Sunday, March 1, 2020

What I learned from John Irving - I

As many of you know, John Irving, an unknown novelist at the time I knew him, was my instructor when I was a graduate student at the Iowa Writers' Workshop. I've learned more from John in the last year than I did while attending his reading classes and workshops in the early 1970s.

Being an undiagnosed moderate-to-severe ADHD at the time (that disability being completely unknown), I noticed I grow bored easily; thus, as a young writer I projected the belief that my readers would rapidly grow bored with whatever I wrote if every sentence did not contain some fresh display of creativity. This was not the most nurturing soil from which one can grow warm, enduring relationships with readers. In fact, as I soon learned, readers "smell" fear in a writer, and if they detect it, readers will abandon their work faster and in greater numbers than rats off a sinking ship.

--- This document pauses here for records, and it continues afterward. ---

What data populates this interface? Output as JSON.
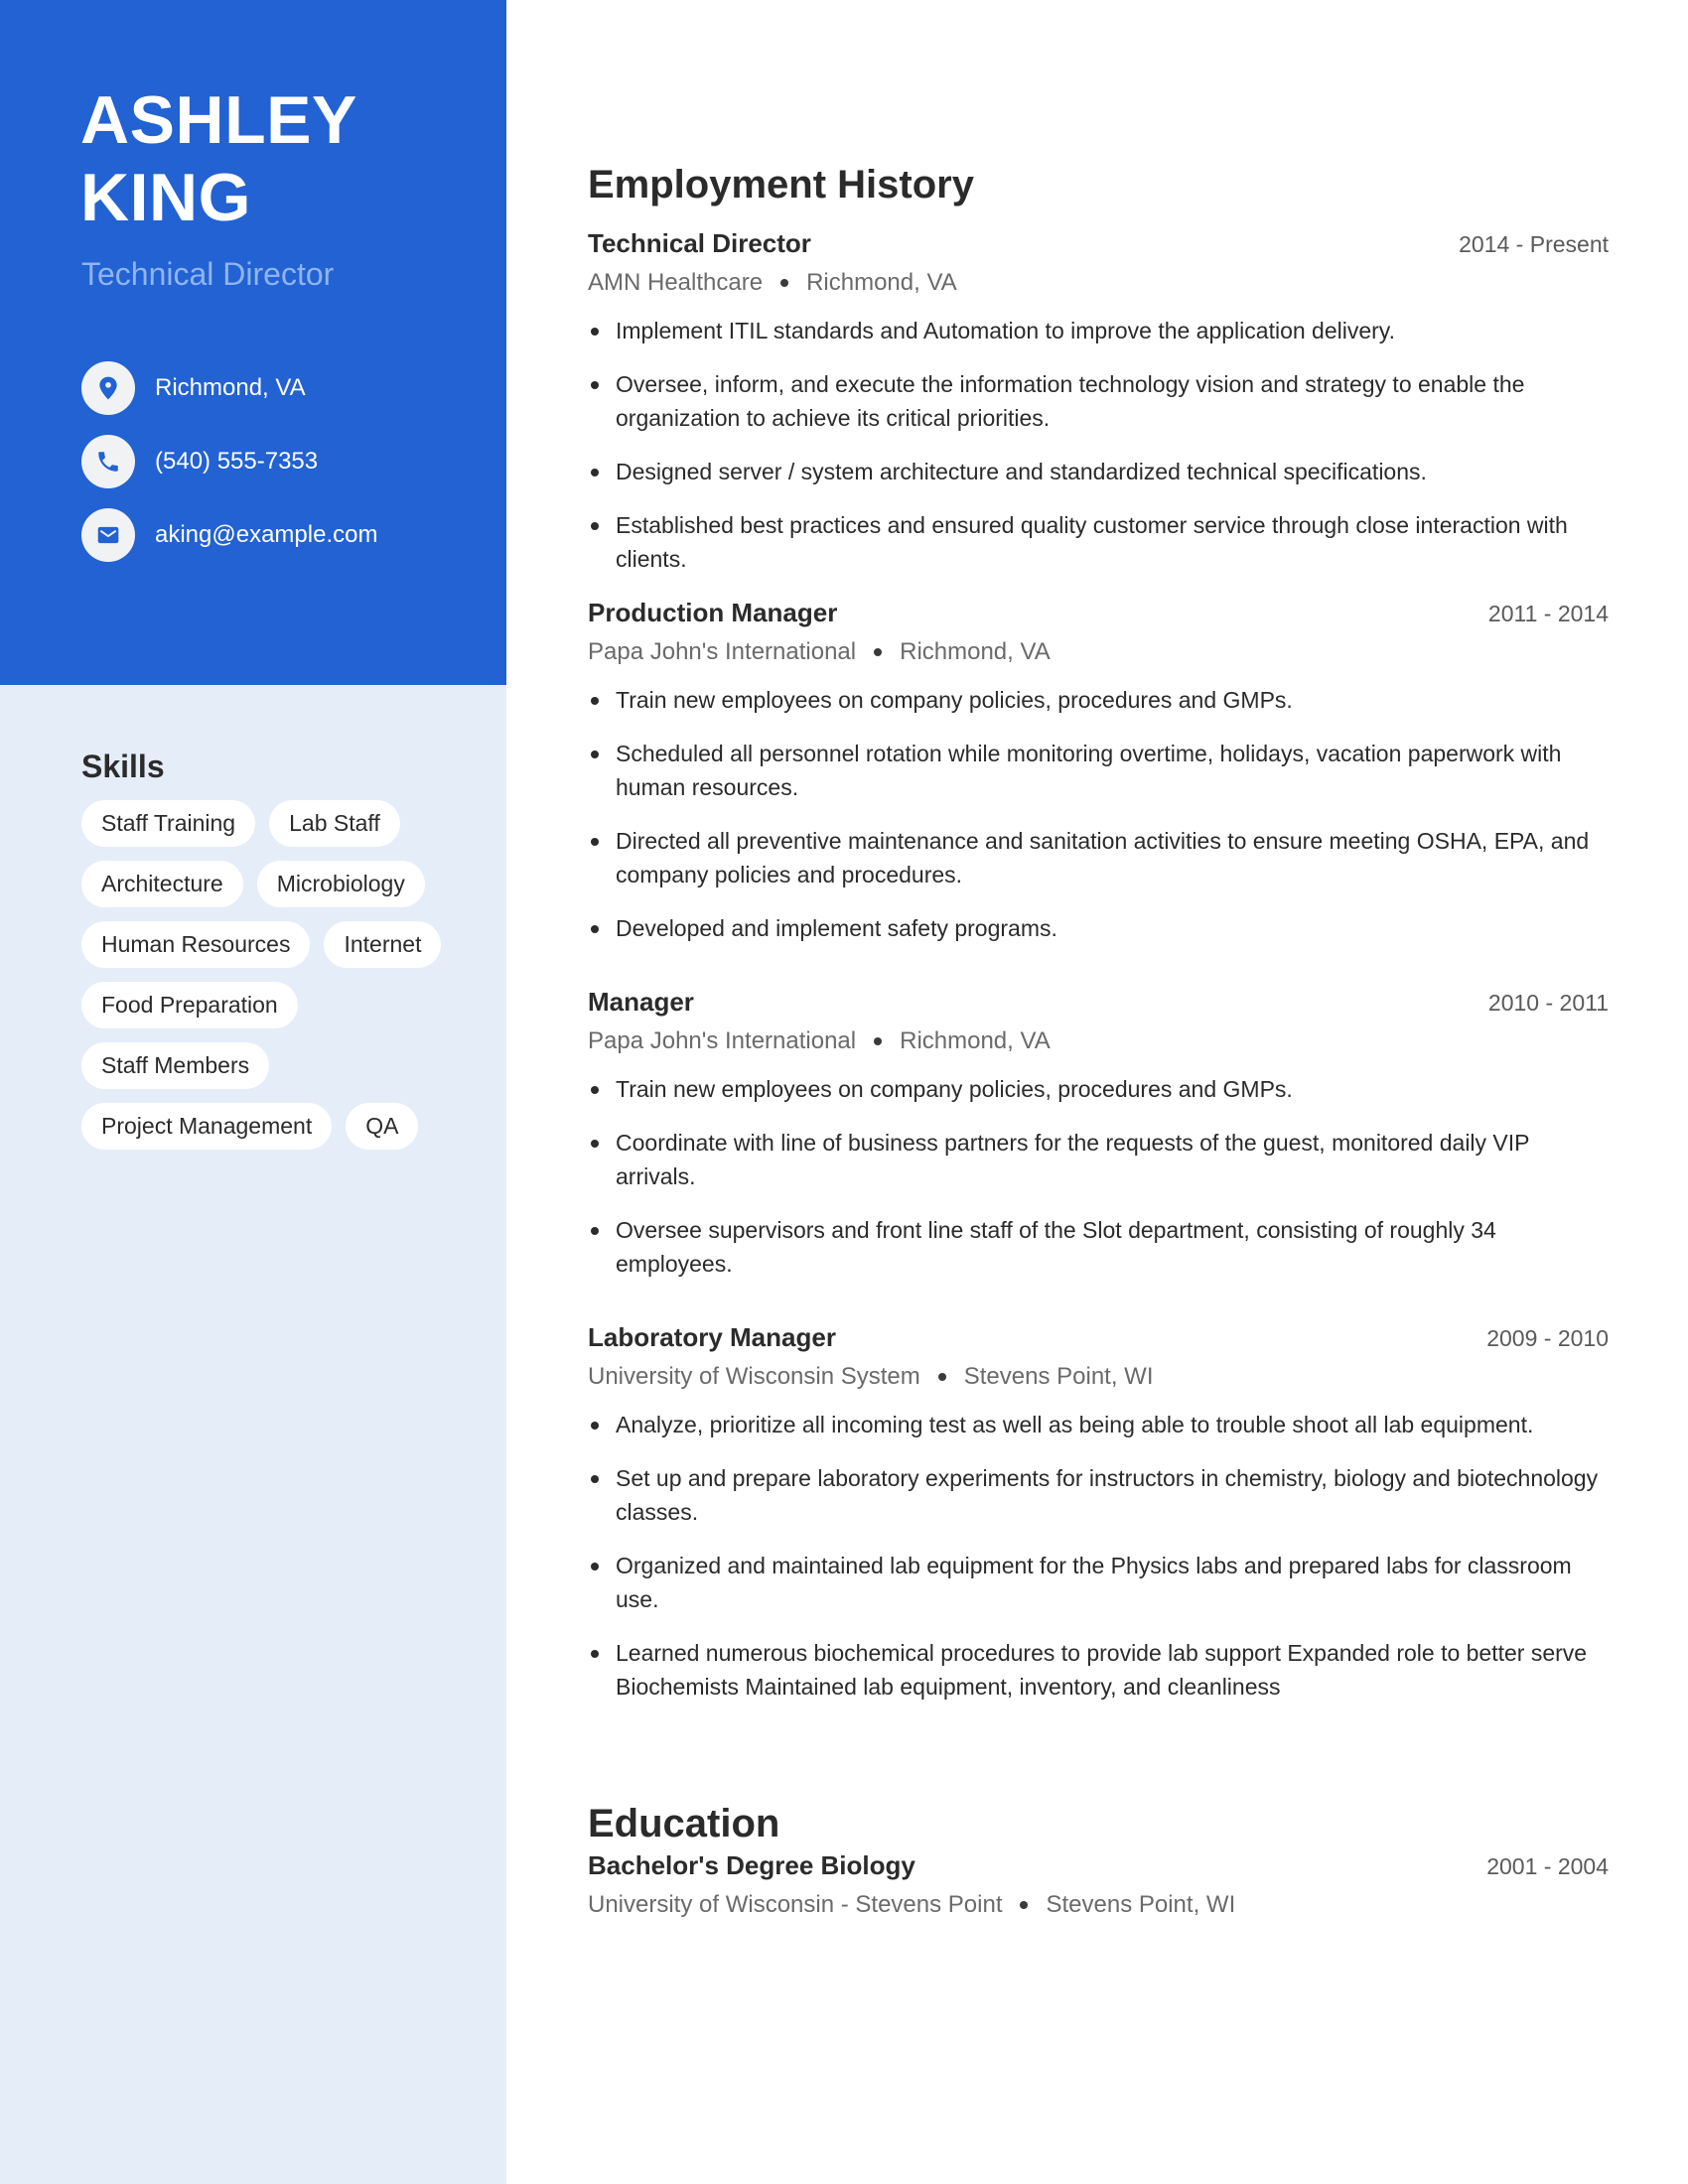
{
  "profile": {
    "first_name": "ASHLEY",
    "last_name": "KING",
    "title": "Technical Director"
  },
  "contact": [
    {
      "icon": "location-pin-icon",
      "value": "Richmond, VA"
    },
    {
      "icon": "phone-icon",
      "value": "(540) 555-7353"
    },
    {
      "icon": "email-icon",
      "value": "aking@example.com"
    }
  ],
  "skills": {
    "title": "Skills",
    "items": [
      "Staff Training",
      "Lab Staff",
      "Architecture",
      "Microbiology",
      "Human Resources",
      "Internet",
      "Food Preparation",
      "Staff Members",
      "Project Management",
      "QA"
    ]
  },
  "employment": {
    "title": "Employment History",
    "jobs": [
      {
        "title": "Technical Director",
        "dates": "2014 - Present",
        "company": "AMN Healthcare",
        "location": "Richmond, VA",
        "bullets": [
          "Implement ITIL standards and Automation to improve the application delivery.",
          "Oversee, inform, and execute the information technology vision and strategy to enable the organization to achieve its critical priorities.",
          "Designed server / system architecture and standardized technical specifications.",
          "Established best practices and ensured quality customer service through close interaction with clients."
        ]
      },
      {
        "title": "Production Manager",
        "dates": "2011 - 2014",
        "company": "Papa John's International",
        "location": "Richmond, VA",
        "bullets": [
          "Train new employees on company policies, procedures and GMPs.",
          "Scheduled all personnel rotation while monitoring overtime, holidays, vacation paperwork with human resources.",
          "Directed all preventive maintenance and sanitation activities to ensure meeting OSHA, EPA, and company policies and procedures.",
          "Developed and implement safety programs."
        ]
      },
      {
        "title": "Manager",
        "dates": "2010 - 2011",
        "company": "Papa John's International",
        "location": "Richmond, VA",
        "bullets": [
          "Train new employees on company policies, procedures and GMPs.",
          "Coordinate with line of business partners for the requests of the guest, monitored daily VIP arrivals.",
          "Oversee supervisors and front line staff of the Slot department, consisting of roughly 34 employees."
        ]
      },
      {
        "title": "Laboratory Manager",
        "dates": "2009 - 2010",
        "company": "University of Wisconsin System",
        "location": "Stevens Point, WI",
        "bullets": [
          "Analyze, prioritize all incoming test as well as being able to trouble shoot all lab equipment.",
          "Set up and prepare laboratory experiments for instructors in chemistry, biology and biotechnology classes.",
          "Organized and maintained lab equipment for the Physics labs and prepared labs for classroom use.",
          "Learned numerous biochemical procedures to provide lab support Expanded role to better serve Biochemists Maintained lab equipment, inventory, and cleanliness"
        ]
      }
    ]
  },
  "education": {
    "title": "Education",
    "entries": [
      {
        "degree": "Bachelor's Degree Biology",
        "dates": "2001 - 2004",
        "school": "University of Wisconsin - Stevens Point",
        "location": "Stevens Point, WI"
      }
    ]
  },
  "colors": {
    "accent": "#2262d2",
    "sidebar_bg": "#e5edf9",
    "subtitle": "#8fb4f0",
    "text": "#2b2b2b",
    "muted": "#6a6a6a"
  }
}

In truth, I'm perversely proud to say John Irving would bore me silly. The stories he would tell, for example, about his experiences in Germany and in Paris about meeting other writers and about art in general would go on and on far too long—long enough for my boredom to grow into a case of yawns that might lead to an in-class nap.

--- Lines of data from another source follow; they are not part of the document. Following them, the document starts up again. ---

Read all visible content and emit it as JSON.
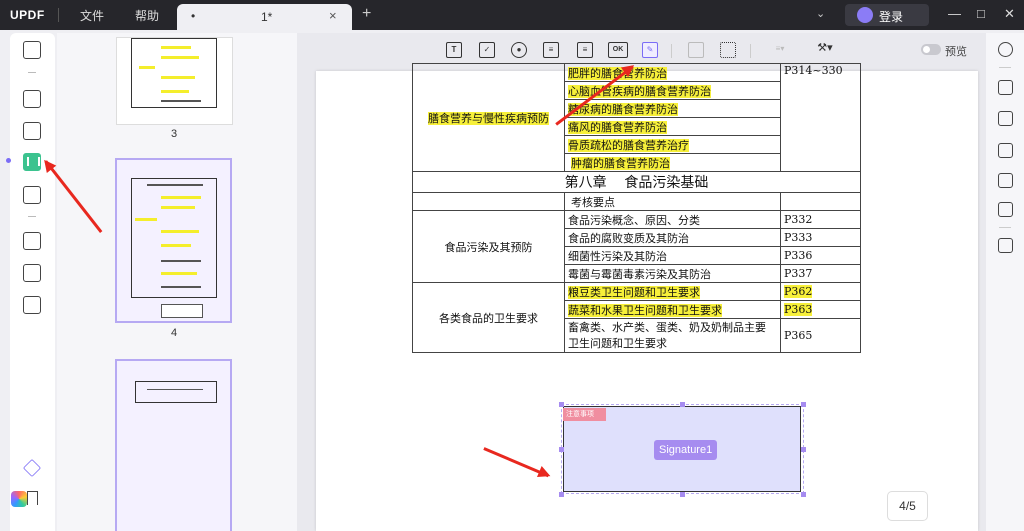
{
  "titlebar": {
    "logo": "UPDF",
    "menu_file": "文件",
    "menu_help": "帮助",
    "tab_dot": "•",
    "tab_name": "1*",
    "tab_close": "×",
    "new_tab": "+",
    "login": "登录"
  },
  "thumbnails": [
    {
      "page": "3"
    },
    {
      "page": "4"
    }
  ],
  "toolbar": {
    "text_field": "T",
    "ok_button": "OK",
    "preview_label": "预览"
  },
  "table": {
    "top_rows": [
      {
        "text": "肥胖的膳食营养防治",
        "highlight": true
      },
      {
        "text": "心脑血管疾病的膳食营养防治",
        "highlight": true
      },
      {
        "text": "糖尿病的膳食营养防治",
        "highlight": true
      },
      {
        "text": "痛风的膳食营养防治",
        "highlight": true
      },
      {
        "text": "骨质疏松的膳食营养治疗",
        "highlight": true
      },
      {
        "text": "肿瘤的膳食营养防治",
        "highlight": true
      }
    ],
    "top_left": "膳食营养与慢性疾病预防",
    "top_page": "P314~330",
    "chapter": "第八章    食品污染基础",
    "exam_points": "考核要点",
    "group1_label": "食品污染及其预防",
    "group1_rows": [
      {
        "text": "食品污染概念、原因、分类",
        "page": "P332",
        "highlight": false
      },
      {
        "text": "食品的腐败变质及其防治",
        "page": "P333",
        "highlight": false
      },
      {
        "text": "细菌性污染及其防治",
        "page": "P336",
        "highlight": false
      },
      {
        "text": "霉菌与霉菌毒素污染及其防治",
        "page": "P337",
        "highlight": false
      }
    ],
    "group2_label": "各类食品的卫生要求",
    "group2_rows": [
      {
        "text": "粮豆类卫生问题和卫生要求",
        "page": "P362",
        "highlight": true
      },
      {
        "text": "蔬菜和水果卫生问题和卫生要求",
        "page": "P363",
        "highlight": true
      }
    ],
    "group2_last_line1": "畜禽类、水产类、蛋类、奶及奶制品主要",
    "group2_last_line2": "卫生问题和卫生要求",
    "group2_last_page": "P365"
  },
  "signature": {
    "label": "Signature1",
    "tag": "注意事项"
  },
  "page_indicator": "4/5",
  "colors": {
    "accent": "#7b6cf6",
    "highlight": "#f7f03a",
    "arrow": "#e8281f",
    "active_tool": "#3cc38f"
  }
}
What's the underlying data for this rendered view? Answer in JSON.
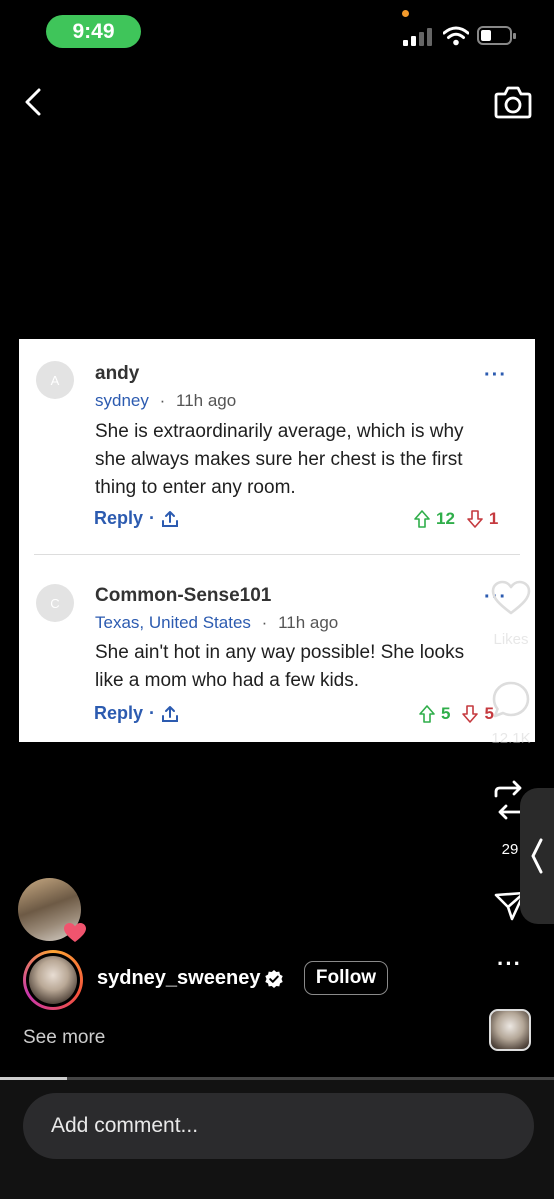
{
  "status": {
    "time": "9:49"
  },
  "comments": [
    {
      "avatar_letter": "A",
      "name": "andy",
      "location": "sydney",
      "time": "11h ago",
      "body_lines": [
        "She is extraordinarily average, which is why",
        "she always makes sure her chest is the first",
        "thing to enter any room."
      ],
      "reply_label": "Reply",
      "upvotes": "12",
      "downvotes": "1"
    },
    {
      "avatar_letter": "C",
      "name": "Common-Sense101",
      "location": "Texas, United States",
      "time": "11h ago",
      "body_lines": [
        "She ain't hot in any way possible!  She looks",
        "like a mom who had a few kids."
      ],
      "reply_label": "Reply",
      "upvotes": "5",
      "downvotes": "5"
    }
  ],
  "rail": {
    "likes_label": "Likes",
    "comments_count": "12.1K",
    "reposts_count": "29"
  },
  "profile": {
    "username": "sydney_sweeney",
    "follow_label": "Follow",
    "see_more": "See more"
  },
  "comment_input": {
    "placeholder": "Add comment..."
  },
  "colors": {
    "accent_blue": "#2c5bb0",
    "upvote": "#2fae4a",
    "downvote": "#c53a3f",
    "time_pill": "#3fc55a"
  }
}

At the same time, many of the stories I was writing, my teachers and fellow students would point out, were far too short and, in their opinion, "undeveloped."

I remember vividly writing a short story about an "actor" who plays a "badman" in "Western reenactments" of train robberies, cattle rustling, and "prairie wars" at one of those tourist traps just off the Interstate in the 1970s.  My readers thought it was funny, entertaining, if "rather slight." I described my actor-character as dying three times a day in "shoot-outs" at 1:00 pm, 4:00 pm and 7:30 pm, but I never once considered that deep down I wanted to write this story so I could talk about death and the inevitability of it that we all face. If I were rewriting this story today, I would introduce a character actor who dies of cancer while he's also dying three times a day in these "Western skits." Now there you might have an interesting story, but the story I wrote played it for laughs and never had even a hint of actual death, in it. In retrospect that seems rather strange.

The passage of time cures many ills, and clears up others, and one sickness that I may have cured was my warped notions about how soon readers will "bail out" on writers. Given John's proclivity for writing long novels, he was absolutely right to go on and on in his stories and I was totally wrong to believe most readers would become bored as soon as I would.

There's nothing readers love more than a writer who insists on letting his writing take the space it needs in order to develop into a style, while the style, in turn, has the space it needs to give birth to unforgettable characters. I could sum it up this way: John's approach of finding a universe in a bottle was far more rewarding than mine of continually jumping from bottle to bottle. That was where my approach and my ADHD-thinking led, to me creating a rather strange universe that was difficult for readers to follow and not all that satisfying to read.

Now, if I currently had writing students and taught a writing and reading classes comparable to the ones John taught me (I don't), the stories I might tell might cause me to appear as boring to my students as John appeared to me. Hopefully, my novels will have as much appeal to modern-day readers as his novels had to readers back in the '80s and '90s.

It has been a privilege for me to begin taking ADHD medication in the late 90s, and over the ensuing years, to gradually grow to appreciate the world for what it is; to see it in a new light, and to train myself to write relatively normal stories readers can appreciate. Next month, more about what I learned from John Irving.